One year, a woman decided to splurge on some expensive silk thigh-highs for the office Christmas party. They looked great with a dress she had bought in New York, one she thought would be classic enough to last out the whims of fashion. Sure enough, she was a hottie and caught some attention, but she snagged them on a corner of a filing cabinet and had to throw them away when she got home.
The next year at Christmas, the same woman thought it would be nice to splurge on on a pair of expensive thigh highs for the party that would be held at the office. The lace bands gripped well and she found a garter belt in her drawer that looked great. Her boss noticed how hot she looked and rubbed his hand along her leg when she was sitting on a desk, drinking. She slipped and snagged the stockings on a drawer. The next morning, she threw the stockings away as well as some things she found in her apartment – a couple of cigars, a kerchief.
The next year, the same woman wanted to do add something to her Christmas party dress that would make her feel sexy. Overworked and overscheduled, she’d been feeling more rat than woman. She took a bath before the party, drank champagne, and put on these great silk thigh highs. Why hadn’t she thought of these before? When she got to the party, she was so drummed up she hit on a young male intern.

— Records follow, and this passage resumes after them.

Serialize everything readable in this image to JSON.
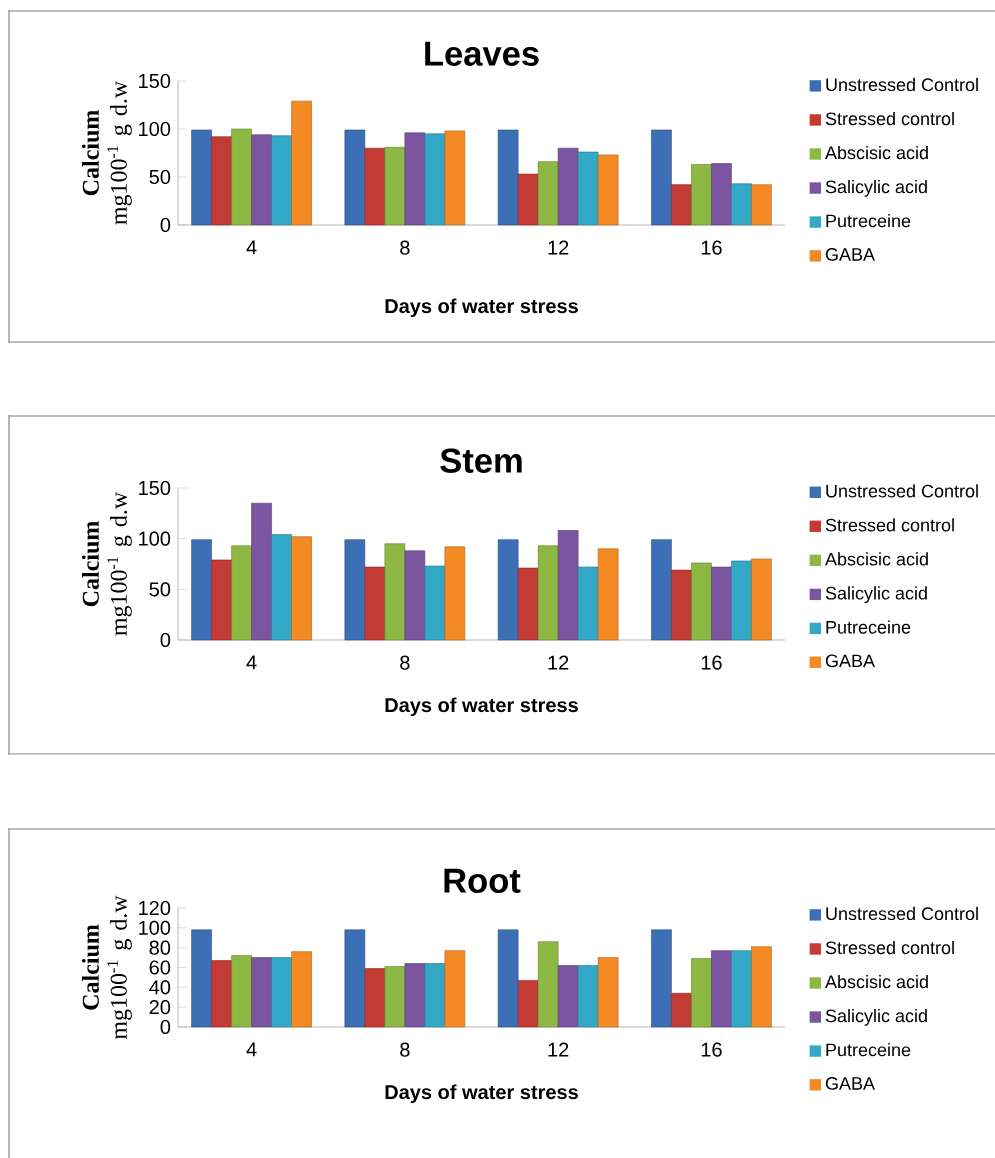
{
  "chart_data": [
    {
      "type": "bar",
      "title": "Leaves",
      "xlabel": "Days of water stress",
      "ylabel": "**Calcium** mg100$^{-1}$ g d.w",
      "categories": [
        "4",
        "8",
        "12",
        "16"
      ],
      "ylim": [
        0,
        150
      ],
      "yticks": [
        0,
        50,
        100,
        150
      ],
      "legend": "right",
      "series": [
        {
          "name": "Unstressed Control",
          "color": "#3d6fb6",
          "values": [
            99,
            99,
            99,
            99
          ]
        },
        {
          "name": "Stressed control",
          "color": "#c43a35",
          "values": [
            92,
            80,
            53,
            42
          ]
        },
        {
          "name": "Abscisic acid",
          "color": "#8db843",
          "values": [
            100,
            81,
            66,
            63
          ]
        },
        {
          "name": "Salicylic acid",
          "color": "#7b559f",
          "values": [
            94,
            96,
            80,
            64
          ]
        },
        {
          "name": "Putreceine",
          "color": "#33a9c7",
          "values": [
            93,
            95,
            76,
            43
          ]
        },
        {
          "name": "GABA",
          "color": "#f48a24",
          "values": [
            129,
            98,
            73,
            42
          ]
        }
      ]
    },
    {
      "type": "bar",
      "title": "Stem",
      "xlabel": "Days of water stress",
      "ylabel": "**Calcium** mg100$^{-1}$ g d.w",
      "categories": [
        "4",
        "8",
        "12",
        "16"
      ],
      "ylim": [
        0,
        150
      ],
      "yticks": [
        0,
        50,
        100,
        150
      ],
      "legend": "right",
      "series": [
        {
          "name": "Unstressed Control",
          "color": "#3d6fb6",
          "values": [
            99,
            99,
            99,
            99
          ]
        },
        {
          "name": "Stressed control",
          "color": "#c43a35",
          "values": [
            79,
            72,
            71,
            69
          ]
        },
        {
          "name": "Abscisic acid",
          "color": "#8db843",
          "values": [
            93,
            95,
            93,
            76
          ]
        },
        {
          "name": "Salicylic acid",
          "color": "#7b559f",
          "values": [
            135,
            88,
            108,
            72
          ]
        },
        {
          "name": "Putreceine",
          "color": "#33a9c7",
          "values": [
            104,
            73,
            72,
            78
          ]
        },
        {
          "name": "GABA",
          "color": "#f48a24",
          "values": [
            102,
            92,
            90,
            80
          ]
        }
      ]
    },
    {
      "type": "bar",
      "title": "Root",
      "xlabel": "Days of water stress",
      "ylabel": "**Calcium** mg100$^{-1}$ g d.w",
      "categories": [
        "4",
        "8",
        "12",
        "16"
      ],
      "ylim": [
        0,
        120
      ],
      "yticks": [
        0,
        20,
        40,
        60,
        80,
        100,
        120
      ],
      "legend": "right",
      "series": [
        {
          "name": "Unstressed Control",
          "color": "#3d6fb6",
          "values": [
            98,
            98,
            98,
            98
          ]
        },
        {
          "name": "Stressed control",
          "color": "#c43a35",
          "values": [
            67,
            59,
            47,
            34
          ]
        },
        {
          "name": "Abscisic acid",
          "color": "#8db843",
          "values": [
            72,
            61,
            86,
            69
          ]
        },
        {
          "name": "Salicylic acid",
          "color": "#7b559f",
          "values": [
            70,
            64,
            62,
            77
          ]
        },
        {
          "name": "Putreceine",
          "color": "#33a9c7",
          "values": [
            70,
            64,
            62,
            77
          ]
        },
        {
          "name": "GABA",
          "color": "#f48a24",
          "values": [
            76,
            77,
            70,
            81
          ]
        }
      ]
    }
  ]
}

When she went into the office the next day, still in her thigh highs, there was a note on her desk from her boss, telling her what she’d done was most inappropriate. “This is a warning,” the note said. When she looked down, she saw a huge runner in her stockings, starting at the knee.
The next year, the same woman saw these thigh highs on sale. In a kind of mad frenzy, she gathered up as many as she could carry and took them to the register. The saleswoman gave her a little smile, just a slight upturning of the lips. “This is a great price,” said the woman, ringing up the stockings. She agreed and tried to ignore what the saleswoman might be insinuating. She could wear whatever stockings she wanted for whatever reason. That night, for the party, the woman decided to stuff extra stockings into her purse. Sometimes these silk stockings tend to snag, or at least she’d heard, and she was intent on being more polished about her look these days though she wasn’t about to stoop to nylon, at least not for the office Christmas party. She also remained sober. She had filed the warning the previous year among her pay stubs and came across it from time to time. She went home with all of her stockings intact and put them away neatly in her drawer the next day.
This woman became so particular about silk stockings, especially the kind that come up to the thigh, that she put it in her will that she be buried in these particular kind of hosiery. When she had passed, her daughter brought to the mortician the stockings her mother had requested for her coffin attire. The mortician was a friend of this woman’s daughter and was surprised the woman had worn thigh highs while alive and wanted to don them while dead. She was a crusty old broad. Plus, the stockings themselves were incredibly expensive as was obvious from the feel of them, their quality, the packaging. The mortician slipped off the stockings she was wearing and slipped on the woman’s stockings and garter. The lace gripped her thighs and her legs felt great. She put her own stockings on the corpse and wheeled it into cold storage. She called her boyfriend and they snagged the dead woman’s stockings all over the place.